Doctor, DNA, microscope concept illustration.

Reclassification of Genetic Test Results: Potential Time Bombs in the Medical Record? 

By Ellen Wright Clayton

Findings from genetic tests are not static; as knowledge advances, our understanding of the implications of these results evolves.

But what this means for physicians and their duties to patients is unresolved, as I explain with co-authors in a new article in Genetics in Medicine, the official journal of the ACMG.

There is an increasing drumbeat of support for an ethical and legal duty for physicians to reinterpret genetic test results and re-contact patients about these new understandings to improve their care.

Currently, reviewing prior medical records is by no means routine. Clinicians may review past records if they suspect that they have missed something as symptoms evolve, or that the significance of a symptom or biomarker may have changed because of new research.

In this case, the physician will either reexamine the interpretation of previously discovered variants on their own, or request that the laboratory do so. When the lab reexamines the patient’s prior test result as requested, it will know any new relevant clinical information from the patient and where to send the reclassification result. The physician and patient will expect the result, and the physician will act in accordance with the governing standard of care.

Thus, the ethical and legal analysis here is fairly straightforward. A more difficult situation arises when the laboratory, particularly those outside the ordering clinician’s institution, initiates the genetic test reclassification without request from the physician or patient.
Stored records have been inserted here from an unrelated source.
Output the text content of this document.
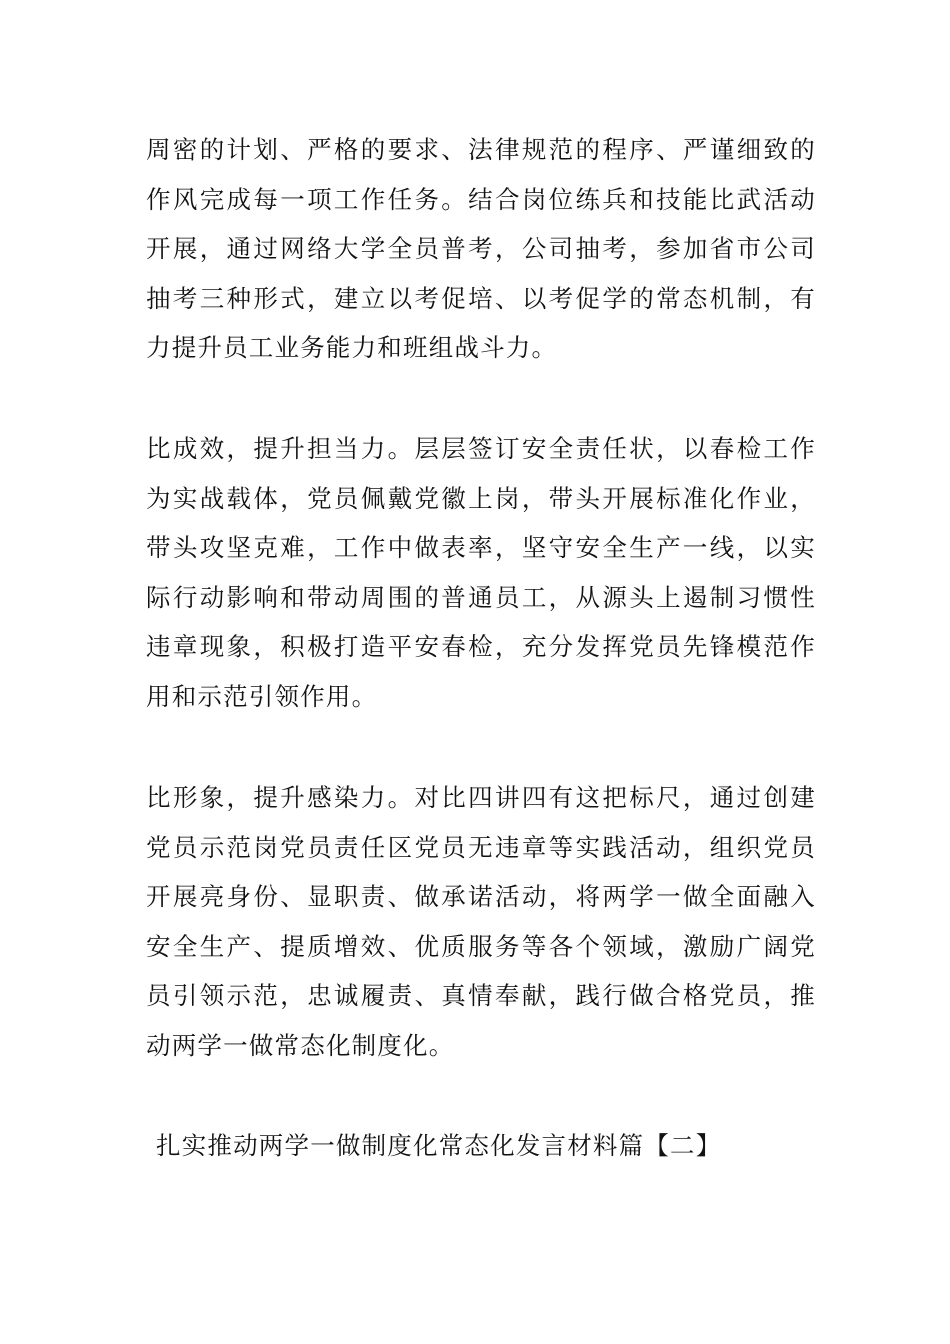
周密的计划、严格的要求、法律规范的程序、严谨细致的
作风完成每一项工作任务。结合岗位练兵和技能比武活动
开展，通过网络大学全员普考，公司抽考，参加省市公司
抽考三种形式，建立以考促培、以考促学的常态机制，有
力提升员工业务能力和班组战斗力。

比成效，提升担当力。层层签订安全责任状，以春检工作
为实战载体，党员佩戴党徽上岗，带头开展标准化作业，
带头攻坚克难，工作中做表率，坚守安全生产一线，以实
际行动影响和带动周围的普通员工，从源头上遏制习惯性
违章现象，积极打造平安春检，充分发挥党员先锋模范作
用和示范引领作用。

比形象，提升感染力。对比四讲四有这把标尺，通过创建
党员示范岗党员责任区党员无违章等实践活动，组织党员
开展亮身份、显职责、做承诺活动，将两学一做全面融入
安全生产、提质增效、优质服务等各个领域，激励广阔党
员引领示范，忠诚履责、真情奉献，践行做合格党员，推
动两学一做常态化制度化。

扎实推动两学一做制度化常态化发言材料篇【二】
In this instance, without the benefit of updated clinical data from the physician, the outside laboratory cannot place the variant information in clinical context. These laboratories typically do not have legal obligations to return results directly to patients, and, in fact, rarely have the needed contact information. A few laboratories have set up portals to communicate directly with patients, thereby assuming an obligation to convey results without negligence or violation of the standard of care. But since neither the patient nor the physician will know that this reclassification is occurring, they have no reason to look for a new report.

In most cases, however, any revised report will be sent to the (original) ordering physician, who may or may not see it, depending on the structure of the medical record, or act on it, given the press of other obligations. If the ordering physician is no longer involved in the patient’s care, or even working in the same practice, it may not be clear who will receive or be responsible for dealing with the result. Clinicians who assumed care after the test was initially conducted may not even be aware that it was done, as was asserted by some physicians in Williams v. Quest Diagnostics, a case alleging misclassification of a variant in a gene associated with epilepsy.

And here is the rub — once the laboratory returns the revised result to the clinician or institution that initially ordered it, it will be up to the recipient to ensure that the results get to and are seen by the patient and the clinician who is currently providing care. Whether the recipient of these new results is legally required to make this happen, and if so, how long this duty lasts, and what steps it must take in this often time-consuming and at times unsuccessful endeavor is not yet clear, but enthusiasm for imposing this responsibility is strong. And if effective communication does not occur, the results will sit in the medical record, a potential source of liability for clinicians to whom the results were returned and their institutions when patients claim that they suffered harms from not learning of a variant reclassification.

Ellen Wright Clayton, MD, JD, is the Craig-Weaver Professor of Pediatrics, Professor of Law, Professor of Health Policy, and Co-Founder of the Center for Biomedical Ethics and Society at Vanderbilt University.